Information literacy skills are important across most disciplines of post-secondary education. Information literacy is critical for any student gathering information or conducting research. A study in the US in 2009 revealed that college students almost always turned to Google or Wikipedia for everyday research, but for course related research they used course readings and Google first. They also used library resources; online databases, for course related research but underutilized librarians; only about 20% used librarians. The study concludes that in general, college students “dial down the aperture of all the different resources that are available to them in the digital age” (Head and Eisenberg, 2009, p. 3). These results are supported by research summarized by (Van de Vord, 2010) that indicates current post-secondary students lack critical thinking skills needed to evaluate information accessed and thus do not have the information literacy skills to be successful in the twenty first century.

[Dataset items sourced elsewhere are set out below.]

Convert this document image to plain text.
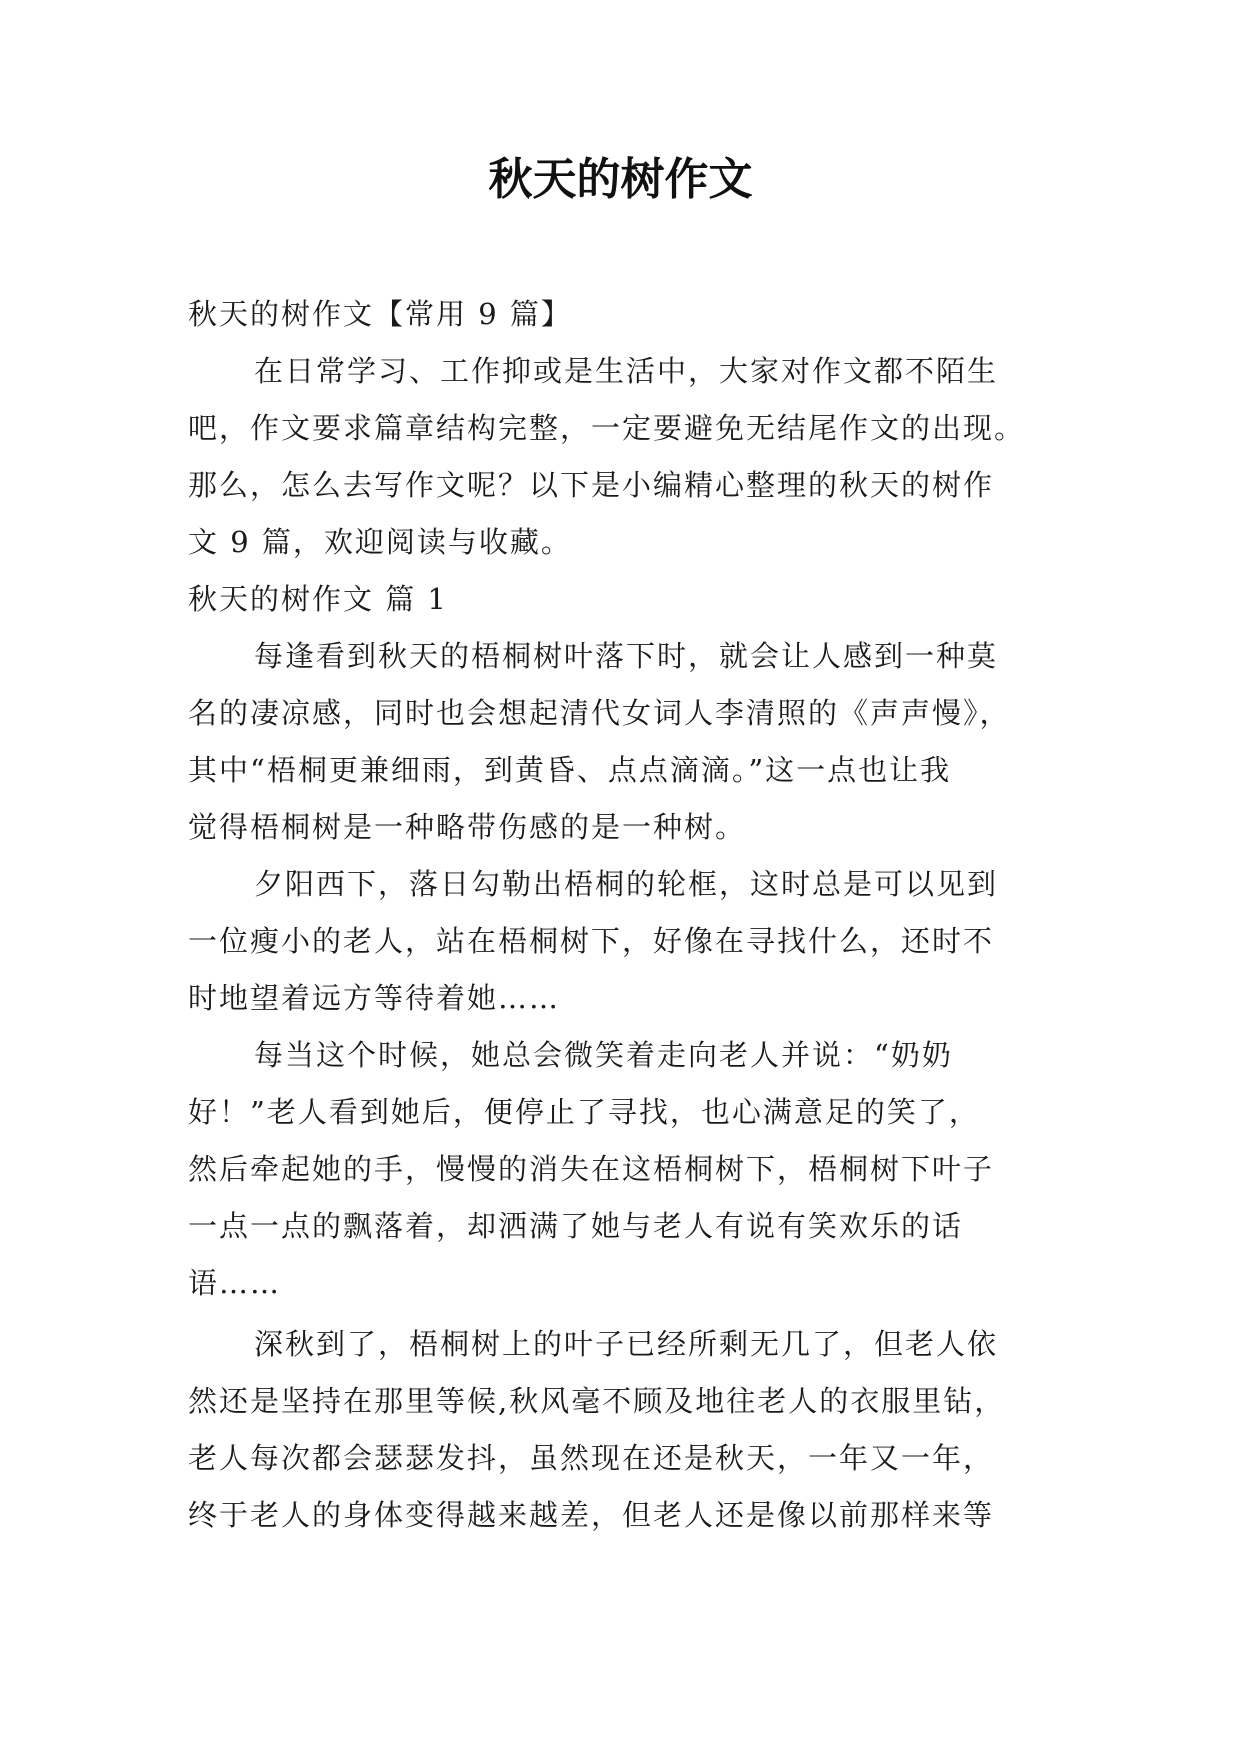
秋天的树作文
秋天的树作文【常用 9 篇】
在日常学习、工作抑或是生活中，大家对作文都不陌生
吧，作文要求篇章结构完整，一定要避免无结尾作文的出现。
那么，怎么去写作文呢？以下是小编精心整理的秋天的树作
文 9 篇，欢迎阅读与收藏。
秋天的树作文 篇 1
每逢看到秋天的梧桐树叶落下时，就会让人感到一种莫
名的凄凉感，同时也会想起清代女词人李清照的《声声慢》，
其中“梧桐更兼细雨，到黄昏、点点滴滴。”这一点也让我
觉得梧桐树是一种略带伤感的是一种树。
夕阳西下，落日勾勒出梧桐的轮框，这时总是可以见到
一位瘦小的老人，站在梧桐树下，好像在寻找什么，还时不
时地望着远方等待着她……
每当这个时候，她总会微笑着走向老人并说：“奶奶
好！”老人看到她后，便停止了寻找，也心满意足的笑了，
然后牵起她的手，慢慢的消失在这梧桐树下，梧桐树下叶子
一点一点的飘落着，却洒满了她与老人有说有笑欢乐的话
语……
深秋到了，梧桐树上的叶子已经所剩无几了，但老人依
然还是坚持在那里等候,秋风毫不顾及地往老人的衣服里钻，
老人每次都会瑟瑟发抖，虽然现在还是秋天，一年又一年，
终于老人的身体变得越来越差，但老人还是像以前那样来等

There is a connection between information and media literacy. The critical evaluation and thinking skills developed to find and use appropriate information can also be used to critically analyze messages. Van de Vord, (2010) found a significant positive correlation between information and media literacy skills of distance students taking on-line courses. Thus critical thinking skills are the key to student media and information literacy skills. To build on the media and information literacy skills of students transitioning from K-12, post-secondary institutes need to apply critical thinking skills to situations in the curriculum that allow students to increase their media and information skills. This can and is being done through specific courses to address these literacies or integrated throughout the courses in programs. The Information Literacy Across the Curriculum Continuous Improvement Team recommends the course integrated approach ILAC, 2003). General education outcomes can be easily expanded to include media and information literacy by broadening the interpretation of critical thinking skills.